Roman: Pozwalamy sobą manipulować politykom. Oni dzielą nasze rodziny, nasze sympatie polityczne, sposoby postrzegania Polski, wizje Polski.
Michał:Polska A, Polska B.
Roman: Nie zgodzę się z tobą, Michał, nie masz racji, że łatwo nas podzielić…
Michał: O tym właśnie mówię, tu ewidentnie była już agresja. Ale ja, sympatyczny Michał, nie dałem się sprowokować.
Roman: Widziałeś ten napastliwy atak. To było z premedytacją, kiedy ja, w swojej spokojnej, wyważonej wypowiedzi byłem napastowany werbalnie. Chciałbym, żeby te słowa znalazły się w tej książce.
Michał: Ja myślę, że to, co właśnie powiedziałeś na temat podziałów, jest niesłuszne. I się nie zgodzę z tobą.
(img|694363|center)
Roman: Ja również się z tobą nie zgodzę, czyli w tym temacie mamy pełną zgodę.
Michał: Odpowiedziałbym ci moim ulubionym dowcipem, ale tego nie zrobię, bo go nie znam…
Tematy tabu wpisujecie w swój kabaret czy idziecie tropem Michała Wiśniewskiego – żadnych granic?
Roman: Według mnie, jako kabaret Neo-Nówka mocno przesunęliśmy granicę określającą tematy tabu. Ale nie dla kontrowersji, aby zaistnieć w mediach. Po prostu chcieliśmy mówić o rzeczach, które nas denerwują. I widzom się to spodobało, że poruszyliśmy te tematy.
Nadal nie wiem, co jest tym tematem tabu.
Michał: Wydaje mi się, że choroby.
Roman: Często po występach podchodzą do nas niepełnosprawni i wręcz domagają się żartów na swój temat. „Sprawiacie wtedy, że czujemy się częścią społeczeństwa. A gdy o nas milczycie, jesteśmy wyrzuceni poza nawias, dyskryminowani”. Naszym marzeniem jest zrobić Niebo po siedemdziesiątce, wspierając się na balkonikach. A ja na takim wózku, jaki ma Stephen Hawking. To oczywiście czarny humor. Podkreślam, że nie śmiejemy się z ludzi niepełnosprawnych, tylko z siebie.
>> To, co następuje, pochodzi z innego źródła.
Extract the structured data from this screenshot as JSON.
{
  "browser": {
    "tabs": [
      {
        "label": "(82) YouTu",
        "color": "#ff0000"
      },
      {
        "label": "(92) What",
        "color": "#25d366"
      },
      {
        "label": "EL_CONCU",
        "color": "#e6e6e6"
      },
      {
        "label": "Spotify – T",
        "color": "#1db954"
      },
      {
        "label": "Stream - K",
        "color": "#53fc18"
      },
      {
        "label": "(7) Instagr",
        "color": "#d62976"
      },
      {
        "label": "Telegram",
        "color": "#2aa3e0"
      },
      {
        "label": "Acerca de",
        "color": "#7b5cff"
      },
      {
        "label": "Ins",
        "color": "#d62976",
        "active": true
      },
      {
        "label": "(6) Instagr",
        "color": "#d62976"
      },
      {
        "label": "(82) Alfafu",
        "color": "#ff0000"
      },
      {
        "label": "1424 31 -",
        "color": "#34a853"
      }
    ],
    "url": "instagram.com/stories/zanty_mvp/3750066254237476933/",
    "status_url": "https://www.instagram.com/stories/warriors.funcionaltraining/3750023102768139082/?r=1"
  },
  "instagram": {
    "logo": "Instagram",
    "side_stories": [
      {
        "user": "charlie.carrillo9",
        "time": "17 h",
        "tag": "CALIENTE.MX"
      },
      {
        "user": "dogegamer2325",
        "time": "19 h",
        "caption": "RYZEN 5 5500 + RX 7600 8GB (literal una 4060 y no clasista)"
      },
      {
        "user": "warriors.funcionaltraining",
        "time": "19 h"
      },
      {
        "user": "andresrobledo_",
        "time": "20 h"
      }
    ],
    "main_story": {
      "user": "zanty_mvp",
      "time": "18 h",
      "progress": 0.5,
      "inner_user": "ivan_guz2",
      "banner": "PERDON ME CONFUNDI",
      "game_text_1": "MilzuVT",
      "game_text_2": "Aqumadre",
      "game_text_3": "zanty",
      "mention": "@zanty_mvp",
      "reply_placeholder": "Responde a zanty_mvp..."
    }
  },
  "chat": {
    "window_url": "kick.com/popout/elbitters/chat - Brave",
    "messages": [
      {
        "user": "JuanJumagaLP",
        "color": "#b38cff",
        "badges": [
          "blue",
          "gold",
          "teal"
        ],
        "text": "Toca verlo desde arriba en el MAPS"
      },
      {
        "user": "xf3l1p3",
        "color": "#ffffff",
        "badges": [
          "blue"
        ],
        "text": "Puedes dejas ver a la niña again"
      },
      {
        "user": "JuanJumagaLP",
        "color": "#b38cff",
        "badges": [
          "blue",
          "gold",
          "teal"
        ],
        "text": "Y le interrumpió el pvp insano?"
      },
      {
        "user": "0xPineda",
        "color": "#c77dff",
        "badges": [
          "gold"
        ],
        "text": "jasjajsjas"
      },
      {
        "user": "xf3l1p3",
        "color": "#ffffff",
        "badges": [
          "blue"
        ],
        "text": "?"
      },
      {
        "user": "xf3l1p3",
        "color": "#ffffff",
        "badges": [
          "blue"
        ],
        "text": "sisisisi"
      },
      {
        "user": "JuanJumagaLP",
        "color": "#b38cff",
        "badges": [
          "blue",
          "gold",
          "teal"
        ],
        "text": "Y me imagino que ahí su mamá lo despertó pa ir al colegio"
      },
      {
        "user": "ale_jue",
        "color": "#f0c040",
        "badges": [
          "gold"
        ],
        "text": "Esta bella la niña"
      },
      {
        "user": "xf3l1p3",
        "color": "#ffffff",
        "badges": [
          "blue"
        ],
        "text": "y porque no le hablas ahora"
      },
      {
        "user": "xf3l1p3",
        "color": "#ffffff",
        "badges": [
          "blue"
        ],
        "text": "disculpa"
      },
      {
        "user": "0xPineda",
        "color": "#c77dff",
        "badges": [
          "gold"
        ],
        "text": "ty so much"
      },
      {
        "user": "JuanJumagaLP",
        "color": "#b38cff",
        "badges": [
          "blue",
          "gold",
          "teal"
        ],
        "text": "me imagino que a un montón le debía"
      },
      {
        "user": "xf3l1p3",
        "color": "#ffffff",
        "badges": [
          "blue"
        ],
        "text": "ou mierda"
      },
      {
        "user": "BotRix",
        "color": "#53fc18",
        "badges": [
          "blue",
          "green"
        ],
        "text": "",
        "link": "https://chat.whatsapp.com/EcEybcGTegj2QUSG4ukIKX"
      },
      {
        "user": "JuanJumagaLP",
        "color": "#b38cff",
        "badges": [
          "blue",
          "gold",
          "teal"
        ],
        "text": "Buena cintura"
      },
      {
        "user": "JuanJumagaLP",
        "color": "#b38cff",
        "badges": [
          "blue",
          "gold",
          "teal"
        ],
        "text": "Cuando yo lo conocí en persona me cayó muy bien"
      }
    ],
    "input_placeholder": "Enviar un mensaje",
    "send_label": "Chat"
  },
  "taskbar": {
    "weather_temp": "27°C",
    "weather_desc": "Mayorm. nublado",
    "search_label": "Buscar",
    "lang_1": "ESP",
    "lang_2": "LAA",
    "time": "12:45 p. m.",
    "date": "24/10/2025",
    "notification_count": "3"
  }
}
Michał: Ja byłbym w urnie…
Roman:A Żarówki również z jakimiś defektami. Gitarzysta bez ręki. Perkusista pod respiratorem. Wszyscy chorzy, jedynie Radek byłby zdrowy, bo jest hipochondrykiem. Cały czas myśli, że umiera, i znajduje u siebie różne choroby. A wracając do tej wersji Nieba, mam taką wizję, że po skeczu zjeżdżam na wózku ze sceny i wątłym szeptem mówię do chłopaków, że przebiórki są dla mnie za szybkie. Bawią nas te żarty. Ale widzów już niekoniecznie.
Michał:Ostatnio w Żorach odwiedził nas Darek Filak, osoba niepełnosprawna, przyjaciel kabaretu. Jeździ na wózku.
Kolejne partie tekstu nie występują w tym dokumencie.